LIHUE — The turbine is back together, but it will still be another six to eight weeks until Green Energy Team’s $90 million biomass-to-energy facility in Koloa starts producing steam.
The hold-up has been that the turbine that converts steam energy into power didn’t work as efficiently as anticipated when the plant’s operators started testing it this spring.
The system was producing 7.5 megawatts — more than the 6.5 megawatt threshold specified in the facility’s contract with Kauai Island Utility Cooperative. But it was taking more wood chip fuel to get there than it should.
The commercial contractor that assembled the turbine has since been working on tweaking the turbine for maximum efficiency.
The facility was originally expected to be on the grid in April. Then, in mid-July, Singer predicted it would be up and running sometime between mid-September and mid-October.
Now, the target start date has been pushed back to November.
“It’s probably going to be the most tested or at least the most observed turbine in the history of Kauai,” Singer said. “Everybody has a vested interest in making sure it’s right this time.”

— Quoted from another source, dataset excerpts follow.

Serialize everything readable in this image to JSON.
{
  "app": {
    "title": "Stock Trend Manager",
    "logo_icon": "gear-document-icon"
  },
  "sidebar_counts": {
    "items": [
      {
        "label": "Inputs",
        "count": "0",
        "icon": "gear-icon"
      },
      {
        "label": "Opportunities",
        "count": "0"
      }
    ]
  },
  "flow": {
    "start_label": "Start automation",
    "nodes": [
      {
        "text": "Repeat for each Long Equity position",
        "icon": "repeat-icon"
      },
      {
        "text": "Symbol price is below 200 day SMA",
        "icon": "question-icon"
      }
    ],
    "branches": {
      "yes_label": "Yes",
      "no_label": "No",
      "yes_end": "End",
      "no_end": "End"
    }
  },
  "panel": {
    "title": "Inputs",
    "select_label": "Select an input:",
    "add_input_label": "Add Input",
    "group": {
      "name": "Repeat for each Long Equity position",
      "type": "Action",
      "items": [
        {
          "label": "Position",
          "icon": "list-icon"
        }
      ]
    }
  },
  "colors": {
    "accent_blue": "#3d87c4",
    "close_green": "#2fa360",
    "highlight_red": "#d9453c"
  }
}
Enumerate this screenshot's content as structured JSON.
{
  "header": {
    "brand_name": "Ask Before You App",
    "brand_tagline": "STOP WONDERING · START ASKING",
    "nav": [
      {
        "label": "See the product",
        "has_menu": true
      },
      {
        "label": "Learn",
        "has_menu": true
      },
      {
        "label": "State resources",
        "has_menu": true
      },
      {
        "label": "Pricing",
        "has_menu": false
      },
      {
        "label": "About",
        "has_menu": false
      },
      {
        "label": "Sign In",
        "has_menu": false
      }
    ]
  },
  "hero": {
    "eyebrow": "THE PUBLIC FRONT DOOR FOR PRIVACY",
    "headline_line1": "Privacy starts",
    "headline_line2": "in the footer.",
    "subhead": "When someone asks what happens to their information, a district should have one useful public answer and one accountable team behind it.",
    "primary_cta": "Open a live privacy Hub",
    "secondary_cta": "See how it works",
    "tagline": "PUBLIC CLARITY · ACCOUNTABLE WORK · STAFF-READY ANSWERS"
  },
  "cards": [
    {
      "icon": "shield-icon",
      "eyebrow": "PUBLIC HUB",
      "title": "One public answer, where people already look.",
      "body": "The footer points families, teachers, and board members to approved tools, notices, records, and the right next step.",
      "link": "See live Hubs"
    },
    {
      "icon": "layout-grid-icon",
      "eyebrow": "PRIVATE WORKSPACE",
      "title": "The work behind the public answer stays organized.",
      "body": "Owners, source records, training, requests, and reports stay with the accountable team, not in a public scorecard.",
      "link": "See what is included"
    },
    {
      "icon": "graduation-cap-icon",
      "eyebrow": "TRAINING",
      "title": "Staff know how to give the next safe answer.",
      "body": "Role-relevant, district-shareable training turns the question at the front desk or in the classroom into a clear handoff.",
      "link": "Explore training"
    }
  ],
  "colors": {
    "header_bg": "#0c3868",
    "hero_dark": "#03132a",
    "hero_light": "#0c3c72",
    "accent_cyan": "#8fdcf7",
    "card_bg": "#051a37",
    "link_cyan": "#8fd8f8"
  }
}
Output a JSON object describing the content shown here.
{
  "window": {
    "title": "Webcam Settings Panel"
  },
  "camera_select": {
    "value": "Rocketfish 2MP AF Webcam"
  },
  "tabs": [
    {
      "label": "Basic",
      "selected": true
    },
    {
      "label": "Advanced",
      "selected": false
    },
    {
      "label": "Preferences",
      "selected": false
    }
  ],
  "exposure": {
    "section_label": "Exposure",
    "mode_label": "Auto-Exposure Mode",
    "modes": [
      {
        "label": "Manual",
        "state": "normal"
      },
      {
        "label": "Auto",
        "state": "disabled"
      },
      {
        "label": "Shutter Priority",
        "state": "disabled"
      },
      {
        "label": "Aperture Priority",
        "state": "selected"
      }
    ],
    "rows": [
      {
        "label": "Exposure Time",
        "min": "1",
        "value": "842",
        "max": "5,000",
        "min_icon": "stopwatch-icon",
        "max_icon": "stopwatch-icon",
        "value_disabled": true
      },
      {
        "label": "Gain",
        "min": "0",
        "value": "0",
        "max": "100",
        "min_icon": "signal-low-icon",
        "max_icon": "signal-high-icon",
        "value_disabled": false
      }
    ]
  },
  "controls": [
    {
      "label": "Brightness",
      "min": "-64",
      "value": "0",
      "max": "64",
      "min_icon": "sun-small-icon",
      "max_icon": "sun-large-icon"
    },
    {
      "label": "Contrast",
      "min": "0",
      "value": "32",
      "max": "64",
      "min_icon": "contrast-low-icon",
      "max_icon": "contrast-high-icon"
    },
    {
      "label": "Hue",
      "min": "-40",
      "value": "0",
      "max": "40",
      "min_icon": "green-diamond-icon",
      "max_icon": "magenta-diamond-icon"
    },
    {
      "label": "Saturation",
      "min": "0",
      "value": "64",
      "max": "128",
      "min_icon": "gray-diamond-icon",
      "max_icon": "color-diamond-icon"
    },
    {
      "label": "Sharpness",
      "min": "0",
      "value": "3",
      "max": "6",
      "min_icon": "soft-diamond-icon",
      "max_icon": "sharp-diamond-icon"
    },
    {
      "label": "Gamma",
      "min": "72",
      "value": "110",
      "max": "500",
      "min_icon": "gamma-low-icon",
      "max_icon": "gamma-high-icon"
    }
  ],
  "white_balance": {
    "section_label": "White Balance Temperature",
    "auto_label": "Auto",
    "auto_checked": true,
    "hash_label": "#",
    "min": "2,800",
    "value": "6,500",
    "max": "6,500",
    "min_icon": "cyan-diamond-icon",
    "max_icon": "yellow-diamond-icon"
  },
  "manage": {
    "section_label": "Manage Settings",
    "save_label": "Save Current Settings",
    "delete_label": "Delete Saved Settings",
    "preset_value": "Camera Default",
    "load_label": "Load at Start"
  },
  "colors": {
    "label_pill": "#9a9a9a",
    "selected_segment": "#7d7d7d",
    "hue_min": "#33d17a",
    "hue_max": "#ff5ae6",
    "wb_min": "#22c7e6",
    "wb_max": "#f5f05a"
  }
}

Now that the turbine is reassembled, Singer said it will probably take another two to three weeks to reconnect the equipment to it. Then the plant will launch into the final testing phase, which Singer said will probably last about three weeks.
“We did most of the testing before, so it will be an abbreviated testing,” Singer said. “Now it’s just verifying that the efficiency’s there.”
The plant, located near Knudsen Gap, will generate about 11 percent of the island’s electricity — enough to power 8,500 households and replace about 3.7 million gallons of imported oil annually. It is the first closed-loop, biomass-to-energy plant in the United States, and will rely completely on its own sources of Kauai biomass wood chips.
Key to the project is that GET has its own supply of albizia trees. About 75 percent of the wood will come from its plantations — it has 3,500 acres secured and plans to rotate for growing and cutting trees to feed the plant. It has licenses, leases and farming agreements on several thousand acres of private and public land. Most of the lands it is using are overgrown with albizia, Singer said. Once those trees have been removed, non-invasive eucalyptus will be planted and later used for fuel.
The other 25 percent of the wood will come from land near Koloa-owned Hawaiian Mahogany Inc. under a clearing right agreement.
This is critical, Singer said, because the biggest challenge biomass plants face is having a steady fuel supply. He said that won’t be a problem here.
When up and running, the plant will be a “closed-loop system.” In other words, it is not dependent on off-island, outside companies or resources.
It will help also KIUC reach its goal of generating half of the island’s power from renewable sources by 2023.